Freshwater new-water mosquitoes prefer places such as North Fort Myers, where sheetflow moving south from Charlotte County after heavy rains can cover the eggs.

“They also like the improved pasture lands around Alva,” Redovan said. “We haven’t had any rain, so those areas haven’t had a hatch-off.”

Saltwater new-water mosquitoes lay eggs on dry ground in coastal areas such as mangrove swamps, and those eggs hatch when tides cover them.

Recent extreme high tides associated with the full moon of May 17 have covered saltwater new-water mosquito eggs, which is why mosquitoes are in coastal areas.

“Rain is not the only factor,” Redovan said. “The big difference between us and up North is we’re more heavily impacted by tidal conditions.”

Mosquito control personnel trap and count mosquitoes throughout Lee County to determine where to spray. When they catch 50 in a trap, the district sends a truck to spray; when they catch mosquitoes in the hundreds, they send aircraft.

Recent trap numbers include Lehigh Acres with seven mosquitoes, Boca Grande with 78, Bokeelia with 135, Captiva with 283, and St. James City with 1,348.

Forty-eight mosquito species inhabit Lee County, and saltwater new-water mosquitoes are the most common.
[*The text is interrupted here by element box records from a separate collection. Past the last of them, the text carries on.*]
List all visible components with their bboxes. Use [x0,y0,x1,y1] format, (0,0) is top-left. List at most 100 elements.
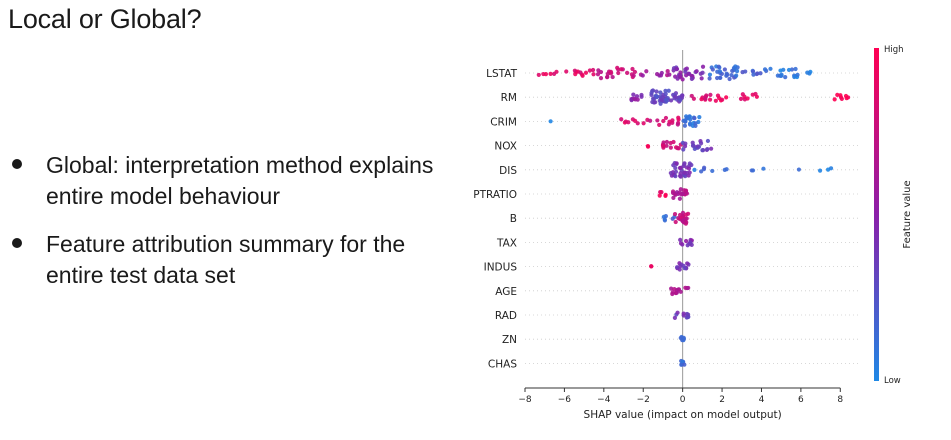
shap-point [698,141,704,146]
shap-point [605,74,610,80]
shap-point [838,93,843,98]
shap-point [564,69,569,74]
shap-point [682,170,687,175]
slide-title: Local or Global? [8,4,202,34]
shap-point [754,71,759,77]
shap-point [732,66,737,71]
shap-point [738,96,744,101]
shap-point [700,64,706,69]
bullet-item: Global: interpretation method explains e… [10,150,450,212]
bullet-dot-icon [12,238,22,248]
shap-point [685,261,690,266]
shap-point [655,118,660,123]
feature-label: LSTAT [486,68,517,80]
shap-point [649,90,654,96]
shap-point [674,161,679,166]
shap-point [676,287,681,292]
shap-point [691,96,696,101]
shap-point [678,187,683,192]
shap-point [633,118,638,124]
shap-point [679,362,684,367]
shap-point [693,123,698,129]
x-tick-label: 4 [759,395,765,405]
shap-point [668,98,674,103]
shap-point [690,143,696,148]
shap-point [677,98,683,103]
shap-point [679,192,684,197]
x-tick-label: −4 [597,395,611,405]
shap-point [805,70,810,75]
shap-point [658,73,664,78]
shap-point [670,216,675,221]
x-tick-label: 2 [719,395,725,405]
x-tick-label: 8 [837,395,843,405]
shap-point [750,69,756,74]
feature-label: CRIM [490,116,517,128]
shap-point [685,243,690,248]
feature-label: INDUS [484,262,518,274]
shap-point [655,71,660,77]
shap-point [727,76,732,82]
shap-point [595,72,601,77]
shap-point [832,97,837,102]
shap-point [687,170,692,175]
shap-point [658,101,663,106]
shap-point [677,196,683,201]
shap-point [707,76,712,81]
shap-point [659,190,664,195]
shap-point [634,94,640,99]
shap-point [677,267,682,272]
shap-point [715,75,720,81]
shap-point [717,69,723,74]
shap-point [623,119,628,124]
shap-point [668,145,673,150]
shap-point [724,95,729,100]
shap-point [661,140,666,145]
shap-point [796,167,802,172]
shap-point [650,96,656,101]
shap-point [724,167,729,172]
shap-point [682,266,687,271]
shap-point [740,92,745,97]
shap-point [793,66,798,72]
feature-label: NOX [494,141,517,153]
shap-point [743,69,748,74]
shap-point [718,75,723,81]
shap-point [700,70,705,75]
shap-point [668,170,673,176]
shap-point [682,123,687,128]
shap-point [783,75,788,80]
shap-point [649,264,654,269]
bullet-item: Feature attribution summary for the enti… [10,229,450,291]
feature-label: DIS [499,165,517,177]
shap-point [578,70,583,75]
shap-point [663,115,669,121]
shap-point [670,118,675,123]
shap-point [705,147,710,152]
shap-point [631,92,636,97]
feature-label: TAX [496,237,517,249]
shap-point [683,69,688,74]
shap-point [672,287,677,292]
shap-point [648,118,653,123]
shap-point [653,100,658,105]
shap-point [548,71,553,76]
shap-point [619,117,624,122]
shap-point [689,162,694,168]
shap-point [710,67,715,72]
feature-label: RAD [495,310,517,322]
feature-label: ZN [502,334,517,346]
shap-point [639,94,644,99]
shap-point [672,315,677,320]
shap-point [682,161,687,166]
shap-point [751,72,756,77]
shap-point [673,174,678,179]
shap-point [686,285,691,291]
shap-point [678,241,684,246]
shap-point [661,144,666,149]
colorbar-high-label: High [884,45,904,55]
shap-point [587,68,592,73]
shap-point [684,191,690,196]
shap-point [835,92,840,98]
Aedes taeniorhynchus is the species doing most of the biting this week.

Also known as the black salt marsh mosquito, taeniorhynchus is a nasty biter that can fly up to 20 miles for a meal.

This week, mosquito district aircraft hit both ends of Pine Island, Estero, southwest and northwest Cape Coral, and were scheduled to spray the outer islands, Bokeelia and Iona, on Friday night.

Although the district has had to eliminate some positions due to budget cuts, it has not eliminated positions essential to fighting mosquitoes, Redovan said.

The greatest hindrance to fighting mosquitoes is the fact that the district is not allowed to spray for adults on state and federal land.

“Mosquitoes don’t like to be crowded: They don’t stay where they hatch,” Redovan said. “So we go out and spray, and the next day, they migrate in from state and federal lands.”

Lee County isn’t alone in its mosquito infestation.

“We’re getting a similar kind of thing,” said Frank Van Essen, executive director of the Collier County Mosquito Control District. “We’re just starting to see the salt-marsh mosquito activity because of the tides.”